Please answer these questions before submitting your issue. Thanks!

1. What version of Go are you using (go version)?

go version go1.7rc6 linux/amd64

1. What operating system and processor architecture are you using (go env)?

GOARCH="amd64"
GOBIN=""
GOEXE=""
GOHOSTARCH="amd64"
GOHOSTOS="linux"
GOOS="linux"
GOPATH="/home/jeff/go"
GORACE=""
GOROOT="/home/jeff/src/go"
GOTOOLDIR="/home/jeff/src/go/pkg/tool/linux_amd64"
CC="gcc"
GOGCCFLAGS="-fPIC -m64 -pthread -fmessage-length=0 -fdebug-prefix-map=/tmp/go-build147682720=/tmp/go-build -gno-record-gcc-switches"
CXX="g++"
CGO_ENABLED="1"

1. What did you do?

The CreateCRL function takes the given revoked certificate list and passes it straight to the asn1 package for marshaling. The asn1 package encodes time.Time values with offsets.

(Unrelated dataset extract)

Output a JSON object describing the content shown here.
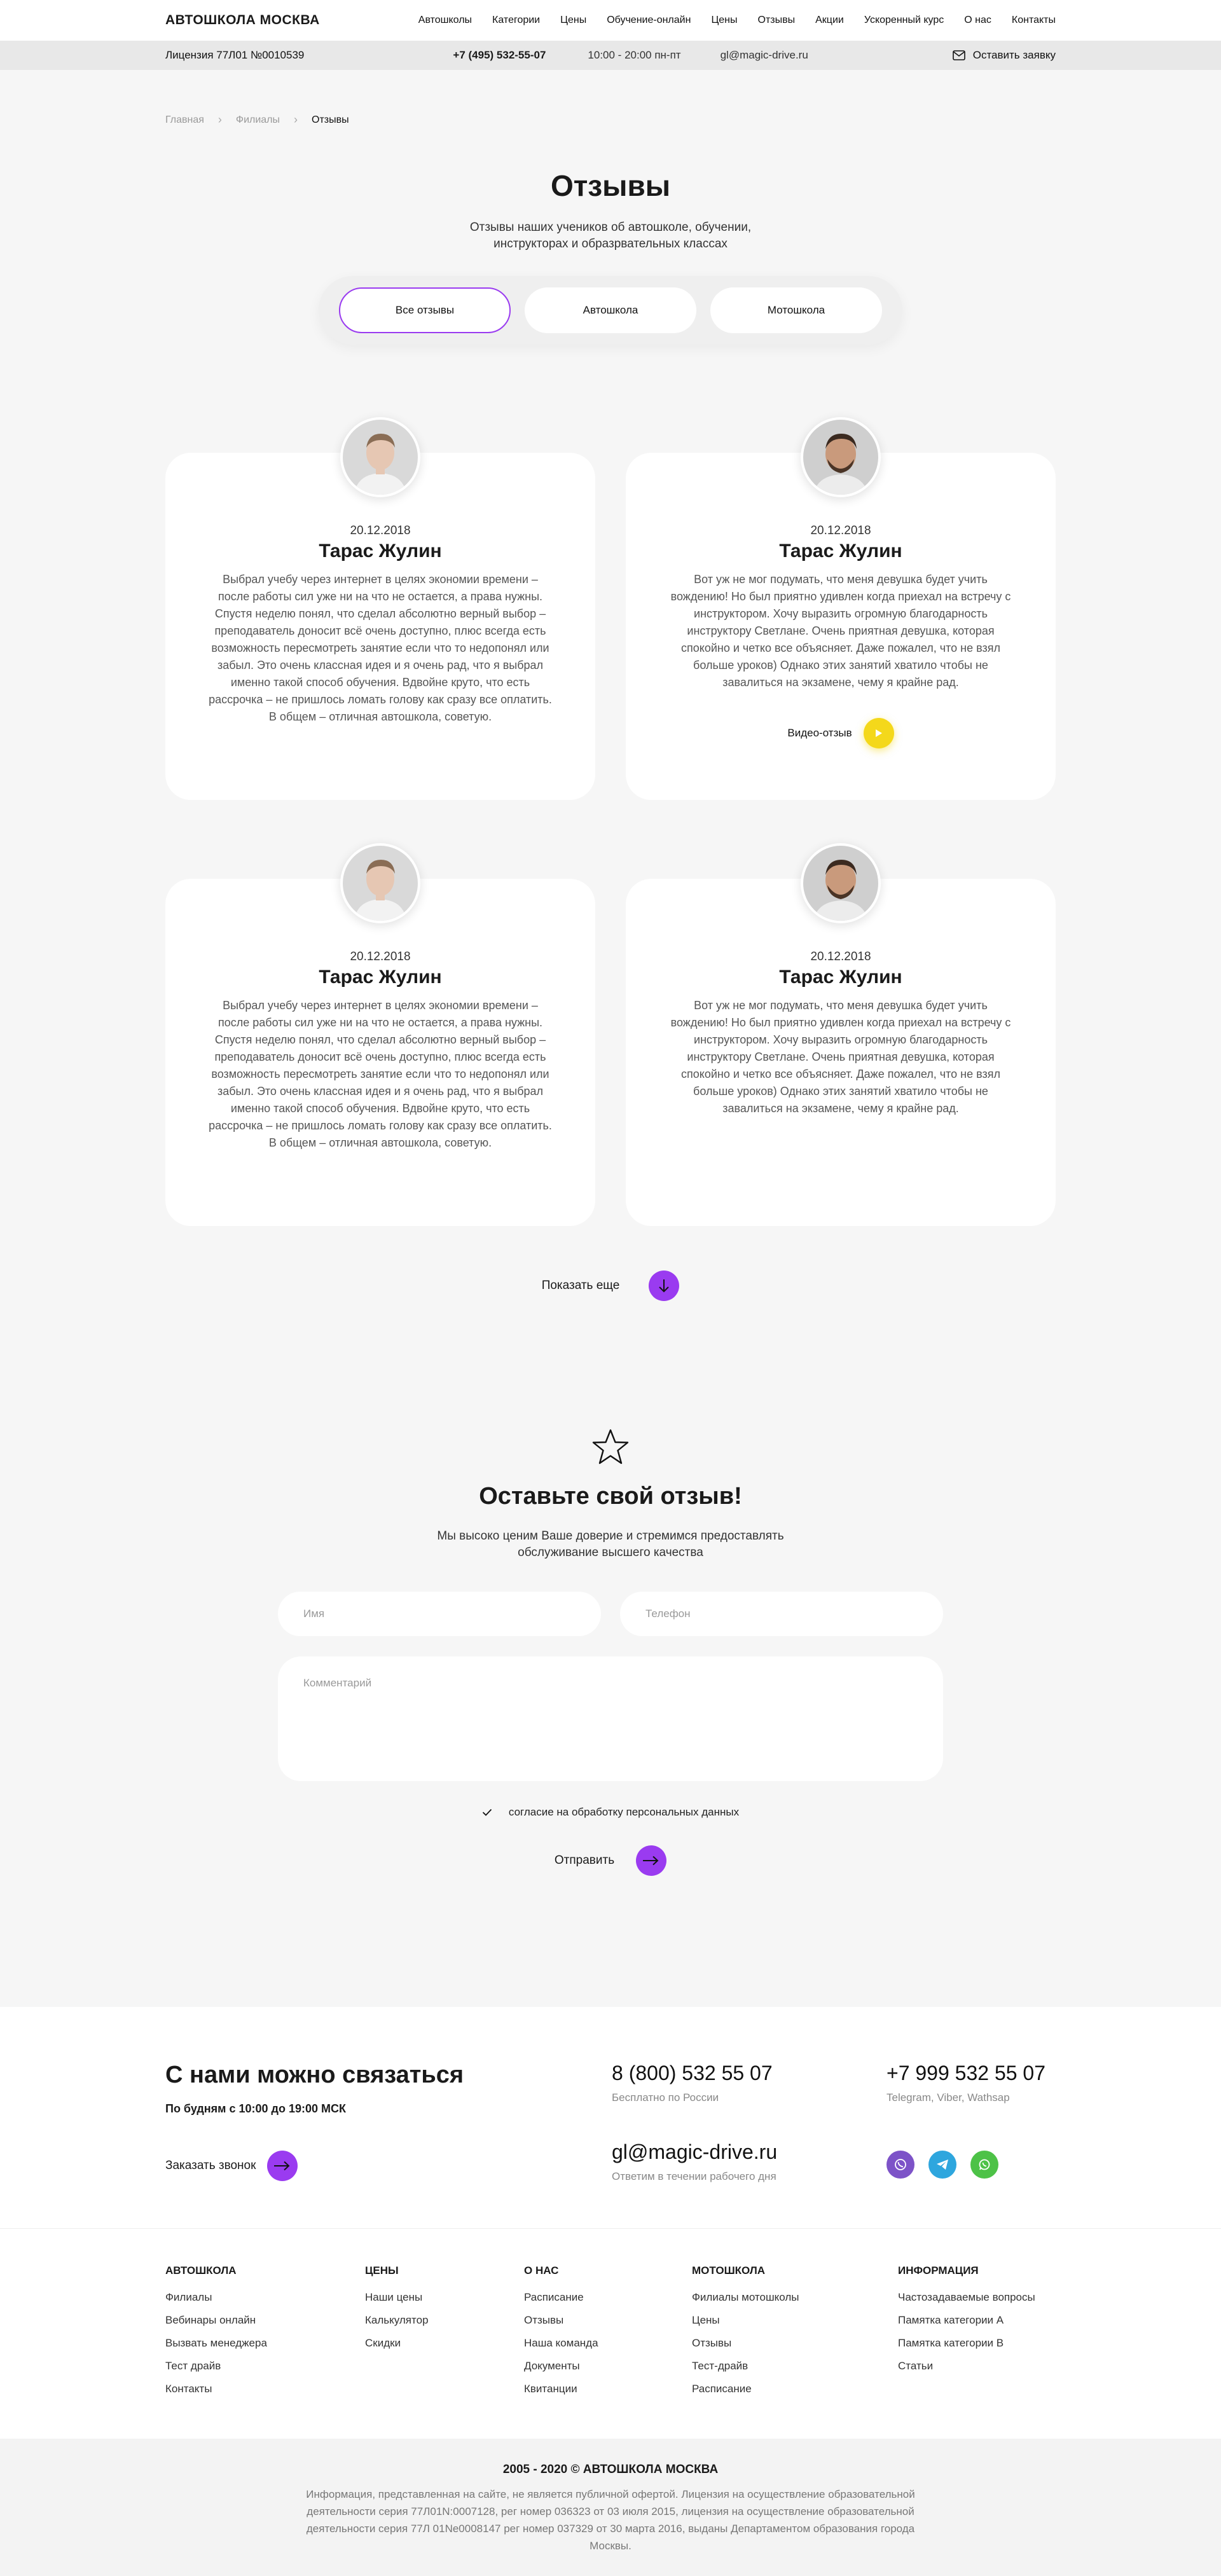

However, per RFC 5280 section 5.1.2.6, revocation time values must be expressed as described in https://tools.ietf.org/html/rfc5280#section-5.1.2.4 which itself indicates that the time must be expressed as defined in https://tools.ietf.org/html/rfc5280#section-4.1.2.5.1 -- and here, it specifies that all such times must be UTC.

Allowing CRLs to be created with non-UTC time values is not-RFC compliant. At worst, this is probably a documentation issue -- the docs should warn the caller that all times must be UTC. At best, the code would walk through the list of revoked certificates and ensure that the time values contained within are in UTC.

1. What did you expect to see?

CRLs created with time zones that are disallowed per RFC.

1. What did you see instead?

CRLs created with time zones that are allowed per RFC.